Zarate&Kozak, voglia di sorpasso

Zarate&Kozak, voglia di sorpasso

Roma – Entrambi chiaccheratissimi su mercato, in bilico per quasi tutta la sessione estiva 2012-2013, entrambi con la voglia di continuare in biancoceleste e scalare le preferenze di mister Petkovic. Sono rimasti e in parte l’hanno fatto, così come si è potuto osservare nella gare di ritorno all’Olimpico contro il…

Roma – Entrambi chiaccheratissimi su mercato, in bilico per quasi tutta la sessione estiva 2012-2013, entrambi con la voglia di continuare in biancoceleste e scalare le preferenze di mister Petkovic. Sono rimasti e in parte l’hanno fatto, così come si è potuto osservare nella gare di ritorno all’Olimpico contro il Mura05, dove Mauro Zarate e Libor Kozak hanno costretto alla tribuna Floccari e capitan Rocchi. Una chances, a meno di 24 ore dalla fine del mercato, che entrambi hanno sfruttando al massimo, interepretando una partita dalle facili distrazioni con abnegazione, intensità e concentrazione.
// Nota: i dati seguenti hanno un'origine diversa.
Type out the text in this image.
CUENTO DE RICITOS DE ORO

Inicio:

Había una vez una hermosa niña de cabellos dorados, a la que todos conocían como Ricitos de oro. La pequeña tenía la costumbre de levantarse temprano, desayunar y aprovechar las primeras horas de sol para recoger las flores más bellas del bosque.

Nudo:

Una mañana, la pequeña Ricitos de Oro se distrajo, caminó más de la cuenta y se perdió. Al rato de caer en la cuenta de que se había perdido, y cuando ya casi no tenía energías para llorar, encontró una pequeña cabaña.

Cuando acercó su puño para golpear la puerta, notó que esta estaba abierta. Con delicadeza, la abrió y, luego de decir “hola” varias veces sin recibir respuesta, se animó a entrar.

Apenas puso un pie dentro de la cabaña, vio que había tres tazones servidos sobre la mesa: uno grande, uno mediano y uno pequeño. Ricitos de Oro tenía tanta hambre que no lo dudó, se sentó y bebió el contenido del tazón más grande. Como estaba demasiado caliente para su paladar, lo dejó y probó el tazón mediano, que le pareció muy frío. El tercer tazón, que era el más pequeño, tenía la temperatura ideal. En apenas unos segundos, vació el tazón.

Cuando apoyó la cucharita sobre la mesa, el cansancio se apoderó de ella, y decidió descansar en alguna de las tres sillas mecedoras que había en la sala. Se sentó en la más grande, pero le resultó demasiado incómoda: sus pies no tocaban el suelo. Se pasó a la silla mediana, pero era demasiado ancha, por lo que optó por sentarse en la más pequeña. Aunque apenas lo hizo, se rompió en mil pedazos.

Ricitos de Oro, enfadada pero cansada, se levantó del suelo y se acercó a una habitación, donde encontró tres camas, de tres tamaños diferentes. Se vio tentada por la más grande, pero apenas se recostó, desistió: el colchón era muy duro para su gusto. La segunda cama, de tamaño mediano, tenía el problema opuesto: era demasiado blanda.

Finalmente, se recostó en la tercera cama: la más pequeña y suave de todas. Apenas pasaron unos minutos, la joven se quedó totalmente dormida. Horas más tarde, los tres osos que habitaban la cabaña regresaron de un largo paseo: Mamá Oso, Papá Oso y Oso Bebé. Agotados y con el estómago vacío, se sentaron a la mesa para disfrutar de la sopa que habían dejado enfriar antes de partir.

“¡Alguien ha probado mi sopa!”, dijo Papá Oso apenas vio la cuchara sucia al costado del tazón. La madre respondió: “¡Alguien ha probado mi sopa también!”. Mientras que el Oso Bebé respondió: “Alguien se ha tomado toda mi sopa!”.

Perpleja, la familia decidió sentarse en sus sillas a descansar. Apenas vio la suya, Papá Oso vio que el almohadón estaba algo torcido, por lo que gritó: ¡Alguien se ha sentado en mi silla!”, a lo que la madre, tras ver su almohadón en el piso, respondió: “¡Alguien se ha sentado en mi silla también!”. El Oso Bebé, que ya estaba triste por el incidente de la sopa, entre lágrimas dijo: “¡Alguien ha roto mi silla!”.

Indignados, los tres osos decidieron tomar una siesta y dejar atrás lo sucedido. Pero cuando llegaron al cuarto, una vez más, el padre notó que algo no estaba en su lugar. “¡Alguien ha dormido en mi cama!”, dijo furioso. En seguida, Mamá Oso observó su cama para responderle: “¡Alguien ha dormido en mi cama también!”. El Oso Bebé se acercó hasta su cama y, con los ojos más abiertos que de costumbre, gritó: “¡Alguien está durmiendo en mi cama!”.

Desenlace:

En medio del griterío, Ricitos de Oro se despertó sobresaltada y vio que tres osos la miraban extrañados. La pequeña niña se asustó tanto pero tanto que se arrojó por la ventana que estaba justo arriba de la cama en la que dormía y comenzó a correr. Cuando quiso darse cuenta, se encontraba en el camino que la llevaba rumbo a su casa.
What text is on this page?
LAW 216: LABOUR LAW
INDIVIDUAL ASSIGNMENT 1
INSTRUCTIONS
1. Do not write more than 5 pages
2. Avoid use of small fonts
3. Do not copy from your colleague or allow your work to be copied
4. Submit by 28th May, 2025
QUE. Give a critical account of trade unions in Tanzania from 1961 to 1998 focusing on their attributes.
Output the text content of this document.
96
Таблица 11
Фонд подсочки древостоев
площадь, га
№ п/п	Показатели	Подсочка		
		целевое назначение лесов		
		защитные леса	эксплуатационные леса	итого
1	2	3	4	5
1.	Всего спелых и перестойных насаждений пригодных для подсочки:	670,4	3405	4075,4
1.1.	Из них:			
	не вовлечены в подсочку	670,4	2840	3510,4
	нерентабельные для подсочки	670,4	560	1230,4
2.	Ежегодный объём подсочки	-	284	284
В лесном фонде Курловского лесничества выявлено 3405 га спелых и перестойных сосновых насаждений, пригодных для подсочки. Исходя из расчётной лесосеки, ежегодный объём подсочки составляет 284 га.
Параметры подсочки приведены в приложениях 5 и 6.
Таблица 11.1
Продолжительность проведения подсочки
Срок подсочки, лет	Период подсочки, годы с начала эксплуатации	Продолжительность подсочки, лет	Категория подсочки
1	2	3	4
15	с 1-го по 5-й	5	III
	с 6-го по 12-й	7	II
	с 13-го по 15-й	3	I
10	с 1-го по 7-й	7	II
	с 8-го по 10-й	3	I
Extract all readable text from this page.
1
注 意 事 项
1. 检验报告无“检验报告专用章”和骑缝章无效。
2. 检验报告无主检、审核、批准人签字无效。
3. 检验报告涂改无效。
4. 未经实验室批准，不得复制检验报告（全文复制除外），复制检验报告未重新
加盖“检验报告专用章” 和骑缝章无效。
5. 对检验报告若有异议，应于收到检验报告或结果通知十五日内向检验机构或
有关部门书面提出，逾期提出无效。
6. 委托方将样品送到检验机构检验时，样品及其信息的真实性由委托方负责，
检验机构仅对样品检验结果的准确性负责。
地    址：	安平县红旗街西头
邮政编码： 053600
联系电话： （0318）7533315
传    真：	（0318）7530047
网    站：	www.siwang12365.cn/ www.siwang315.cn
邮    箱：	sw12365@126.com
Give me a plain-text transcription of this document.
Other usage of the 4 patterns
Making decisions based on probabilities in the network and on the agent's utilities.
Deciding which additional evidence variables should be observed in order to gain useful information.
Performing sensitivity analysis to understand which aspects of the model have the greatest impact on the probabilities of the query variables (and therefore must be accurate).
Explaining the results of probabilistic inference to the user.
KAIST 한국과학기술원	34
Tre squilli, due dell’attaccante ceko e uno del fantasista argentino, per le orecchie del tecnico croato: musica per le sue orecchie. Il reparto offensivo laziale piò considerarsi affidabile, completo, variegato.

Maurito c’è – Petkovic l’ha ribadito più volte: “Zarate è un campione, ma deve integrarsi in un concetto di squadra e scarificarsi per il gruppo”. Detto, fatto. Il numero 10 laziale, da quando è tornato ha messo in mostra tutte le sue qualità migliori: dribbling, tecnica e velocità. Inoltre è apparso essere maturato dopo l’esperienza lontano dalla capitale, soprattutto dal punto di vista comportamentale e disciplinare, dentro e fuori del campo. Si è presentato tirato a lucido per il ritiro di Auronzo, si è riempito il cuore con l’affetto della gente, con la quale si è reso disponibile come non mai, ha accettato una realtà di sana competizione nel reparto offensivo senza vantare alcuna gerarchia. Sente di poter rivivere una seconda vita biancoceleste e la società, inizialmente scettica, non ha potuto fare a meno di notare tutti questi segnali positivi e tenerlo alla base.

Kozak a due ante – Il gigante ceko dal canto suo, ha sempre vissuto una condizione di seconda linea, nella speranza di trovare maggior spazio per crescere e mostrare le sue doti di ariete. Nelle passate stagioni, da subentrato, è risultato spesso decisivo nelle partite più spinose, dove districarsi sembrava impossibile se non con un’incornata delle sue. Contro gli sloveni l’allenatore gli ha dato fiducia, lui l’ha ripagato con una doppietta, come a reclamare una candidatura leggittima come vice-Klose, che invce Floccari sembrava tenere ben salda tra le mani. Eppure a differenza del buon Libor, stimatissimo da Tare e Lotito, Petkovic aveva avallato proprio la cessione dell’attacante calabrese. Un buon segno per il numero 18 laziale, che ora vede uno spiraglio più ampio per trovare le luci della ribalta. Insieme con Zarate forma una seconda linea competitiva, che non potrà che stimolare chi sta davanti a fare meglio, ma dovranno impegnarsi al massimo.